Tim dokter percaya Otto mengalami gagal pernafasan, sehingga kondisinya seperti itu. Biasanya terjadi akibat kurangnya oksigen dan darah ke otak.
Pada hari Kamis, 15 Juni 2017, ayah dari Otto, Fred Warmbier, mengungkapkan keraguan keterangan Korut tentang penyebab koma anaknya.
"Bahkan jika Anda yakin bahwa botulisme dan pil tidur yang menyebabkan koma--kami tidak--tidak ada alasan bagi sebuah negara beradab untuk merahasiakan kondisinya dan telah menolaknya untuk perawatan medis terbaik," kata Fred.
Otto Warmbier adalah mahasiswa ekonomi dari University of Virginia. Ia berasal dari Cincinnati, Ohio.

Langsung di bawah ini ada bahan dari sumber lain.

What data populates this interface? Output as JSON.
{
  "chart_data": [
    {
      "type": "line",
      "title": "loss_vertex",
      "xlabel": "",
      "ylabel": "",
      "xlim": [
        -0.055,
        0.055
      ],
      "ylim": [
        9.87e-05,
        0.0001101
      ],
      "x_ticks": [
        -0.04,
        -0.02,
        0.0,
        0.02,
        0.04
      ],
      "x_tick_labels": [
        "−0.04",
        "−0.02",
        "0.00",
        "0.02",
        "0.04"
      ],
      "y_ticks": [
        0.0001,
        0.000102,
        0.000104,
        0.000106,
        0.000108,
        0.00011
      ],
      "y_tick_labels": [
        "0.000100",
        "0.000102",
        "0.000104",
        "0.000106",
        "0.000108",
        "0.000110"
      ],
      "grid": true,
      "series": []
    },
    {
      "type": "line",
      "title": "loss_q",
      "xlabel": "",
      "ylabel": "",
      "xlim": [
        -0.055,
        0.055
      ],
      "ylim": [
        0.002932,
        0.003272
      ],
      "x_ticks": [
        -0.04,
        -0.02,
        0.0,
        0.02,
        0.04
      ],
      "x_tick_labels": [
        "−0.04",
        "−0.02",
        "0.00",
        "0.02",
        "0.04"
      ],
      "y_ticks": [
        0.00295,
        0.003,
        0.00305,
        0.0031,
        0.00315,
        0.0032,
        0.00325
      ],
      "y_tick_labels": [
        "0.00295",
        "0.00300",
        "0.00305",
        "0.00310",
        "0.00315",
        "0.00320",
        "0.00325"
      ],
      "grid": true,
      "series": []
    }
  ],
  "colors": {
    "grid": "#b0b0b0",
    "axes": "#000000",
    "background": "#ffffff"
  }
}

Warmbier berada di Korea Utara sebagai turis bersama Young Pioneer Tours ketika ditahan pada 2 Januari 2016.
Pemuda itu terlihat sangat emosional saat menggelar konferensi pers sebulan kemudian. Di situ ia menangis tersedu-sedu saat mengaku telah mencoba mengambil pamflet sebagai bakal oleh-oleh untuk gereja di AS.
"Tujuan saya ini jelas menyakiti motivasi dan etos kerja bagi warga Korea Utara." kata Warmbier saat itu.
Tahanan Korea Utara , terutama orang asing, diwajibkan membuat pengakuan bersalah secara terbuka. Kelak ketika dibebaskan dan kembali ke negaranya, mereka melakukan itu dalam kondisi tertekan.
Setelah pengadilan yang singkat pada 16 Maret, Warmbier dijatuhkan hukuman 15 tahun penjara karena kejahatan melawan negara.